Taking examples from aviation, consumer behaviour, geography and football, Hallinan fuses economics, neuroscience and psychology, an approach that owes an obvious debt to Malcolm Gladwell (The Tipping Point, Blink and Outliers), and Steven Levitt and Stephen Dubner (Freakonomics). When his book is published in the UK this summer, it will be titled Errornomics, a nod to Levitt and Dubner.

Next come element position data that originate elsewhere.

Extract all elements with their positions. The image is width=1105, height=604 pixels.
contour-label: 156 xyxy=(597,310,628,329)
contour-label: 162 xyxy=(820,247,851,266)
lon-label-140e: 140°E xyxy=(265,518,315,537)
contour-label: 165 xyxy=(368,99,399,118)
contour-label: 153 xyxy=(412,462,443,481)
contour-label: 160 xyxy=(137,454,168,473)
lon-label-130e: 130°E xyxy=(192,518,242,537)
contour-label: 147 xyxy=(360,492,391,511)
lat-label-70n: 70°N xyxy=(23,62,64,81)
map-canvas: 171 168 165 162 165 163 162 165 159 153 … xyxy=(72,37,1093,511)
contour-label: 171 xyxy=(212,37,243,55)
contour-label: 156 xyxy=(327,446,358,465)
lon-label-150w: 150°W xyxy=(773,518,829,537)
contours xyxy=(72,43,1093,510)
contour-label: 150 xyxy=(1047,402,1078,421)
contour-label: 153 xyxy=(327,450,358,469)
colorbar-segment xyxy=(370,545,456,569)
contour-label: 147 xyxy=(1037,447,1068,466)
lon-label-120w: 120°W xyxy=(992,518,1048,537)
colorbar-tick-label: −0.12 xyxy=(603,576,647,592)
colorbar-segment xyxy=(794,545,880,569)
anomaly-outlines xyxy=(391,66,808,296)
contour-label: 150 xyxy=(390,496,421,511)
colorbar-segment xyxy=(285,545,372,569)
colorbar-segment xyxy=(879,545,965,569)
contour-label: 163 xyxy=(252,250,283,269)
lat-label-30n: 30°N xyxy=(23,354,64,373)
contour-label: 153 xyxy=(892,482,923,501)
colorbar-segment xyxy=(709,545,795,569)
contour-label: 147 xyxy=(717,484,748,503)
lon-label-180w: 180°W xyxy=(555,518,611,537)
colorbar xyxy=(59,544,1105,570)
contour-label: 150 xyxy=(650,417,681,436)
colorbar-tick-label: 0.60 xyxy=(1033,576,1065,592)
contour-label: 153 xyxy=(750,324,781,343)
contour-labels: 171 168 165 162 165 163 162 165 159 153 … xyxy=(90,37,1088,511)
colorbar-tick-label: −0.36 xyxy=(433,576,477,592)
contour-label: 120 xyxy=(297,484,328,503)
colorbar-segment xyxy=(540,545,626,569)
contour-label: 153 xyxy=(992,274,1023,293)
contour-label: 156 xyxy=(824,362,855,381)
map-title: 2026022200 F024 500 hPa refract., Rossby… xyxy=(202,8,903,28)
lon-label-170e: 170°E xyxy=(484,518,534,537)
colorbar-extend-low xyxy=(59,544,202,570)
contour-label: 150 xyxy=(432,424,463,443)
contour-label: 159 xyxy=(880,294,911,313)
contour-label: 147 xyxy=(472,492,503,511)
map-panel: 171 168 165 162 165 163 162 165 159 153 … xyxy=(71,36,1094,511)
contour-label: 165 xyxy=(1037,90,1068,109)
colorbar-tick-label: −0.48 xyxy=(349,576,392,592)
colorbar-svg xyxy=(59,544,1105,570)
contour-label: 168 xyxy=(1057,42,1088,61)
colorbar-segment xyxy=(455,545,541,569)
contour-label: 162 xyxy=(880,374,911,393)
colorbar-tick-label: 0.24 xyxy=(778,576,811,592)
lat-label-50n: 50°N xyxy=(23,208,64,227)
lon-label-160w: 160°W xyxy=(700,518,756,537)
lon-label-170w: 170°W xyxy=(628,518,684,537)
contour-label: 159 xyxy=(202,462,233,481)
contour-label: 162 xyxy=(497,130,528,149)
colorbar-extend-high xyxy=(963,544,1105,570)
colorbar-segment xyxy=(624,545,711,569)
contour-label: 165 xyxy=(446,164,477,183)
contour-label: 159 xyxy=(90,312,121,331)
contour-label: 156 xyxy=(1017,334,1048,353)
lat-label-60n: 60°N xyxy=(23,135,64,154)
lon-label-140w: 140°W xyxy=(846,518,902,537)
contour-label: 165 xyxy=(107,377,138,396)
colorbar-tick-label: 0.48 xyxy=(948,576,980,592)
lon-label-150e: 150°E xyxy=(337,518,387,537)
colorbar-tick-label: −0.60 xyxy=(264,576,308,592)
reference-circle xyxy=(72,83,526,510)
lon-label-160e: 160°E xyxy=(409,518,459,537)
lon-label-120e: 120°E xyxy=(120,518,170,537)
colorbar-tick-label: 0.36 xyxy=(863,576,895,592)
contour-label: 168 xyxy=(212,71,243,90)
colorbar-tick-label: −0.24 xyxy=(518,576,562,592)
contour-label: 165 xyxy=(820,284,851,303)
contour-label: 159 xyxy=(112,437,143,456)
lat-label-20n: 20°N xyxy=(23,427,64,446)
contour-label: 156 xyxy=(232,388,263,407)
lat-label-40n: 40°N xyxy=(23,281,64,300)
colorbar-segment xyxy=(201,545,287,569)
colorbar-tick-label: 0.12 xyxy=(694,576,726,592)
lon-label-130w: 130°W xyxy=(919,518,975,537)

All these books use economics and sociology to explain events considered out of our control. The preferred methodology is to then deconstruct common perceptions, revealing human behaviour to be structured and predictable. But Hallinan's book offers the possibility of decoding all that is wrong with our lives, righting the wrongs and scheming to rule the world. He offers solutions. After all, the best way to avoid making mistakes, he says, is to understand why we make them.

So is this just self-help cloaked in statistical analysis and sociology? "I guess [that] depends on your view of self-help and whether you think it's a good or a bad thing," Hallinan says. "I could see how they could fit there, because there's a need in a lot of people to try to help themselves navigate through life, and my book and Freakonomics and Outliers help people navigate through life."

Hallinan went beyond sociology and economics and important nuggets in the areas of marketing and even ophthalmology. "Personally," he says, "one of the most surprising things I learnt was how bad our vision is and how many tricks our eyes play on us." In one Cornell University experiment he cites, subjects were asked to seek directions from a stranger, but a pair of actors carrying a door would pass between the two conversants in the middle of the exchange. As the door passed, the person giving directions would swap with someone else – and their interlocutor rarely noticed that they finished the conversation with a different person.

Even Hallinan is vulnerable to the avoidable mis-step. A reader of his website recently pointed out an inaccuracy missed by the author and his editors. "It was a mistake we cite in the book," Hallinan says. "And a classic proofreaders' error – a dropped word in a sentence. I didn't notice it, my editors didn't notice it, and nobody else looking at the website noticed it, but one reader in Ohio did. The reason this one reader succeeded where others failed is that he is a slow reader and reads word by word, rather than scanning pages as most of us do."

What was the dropped word? "Make," Hallinan says. "The sentence should have read, 'Why do we make mistakes?' A crucial error, in this case."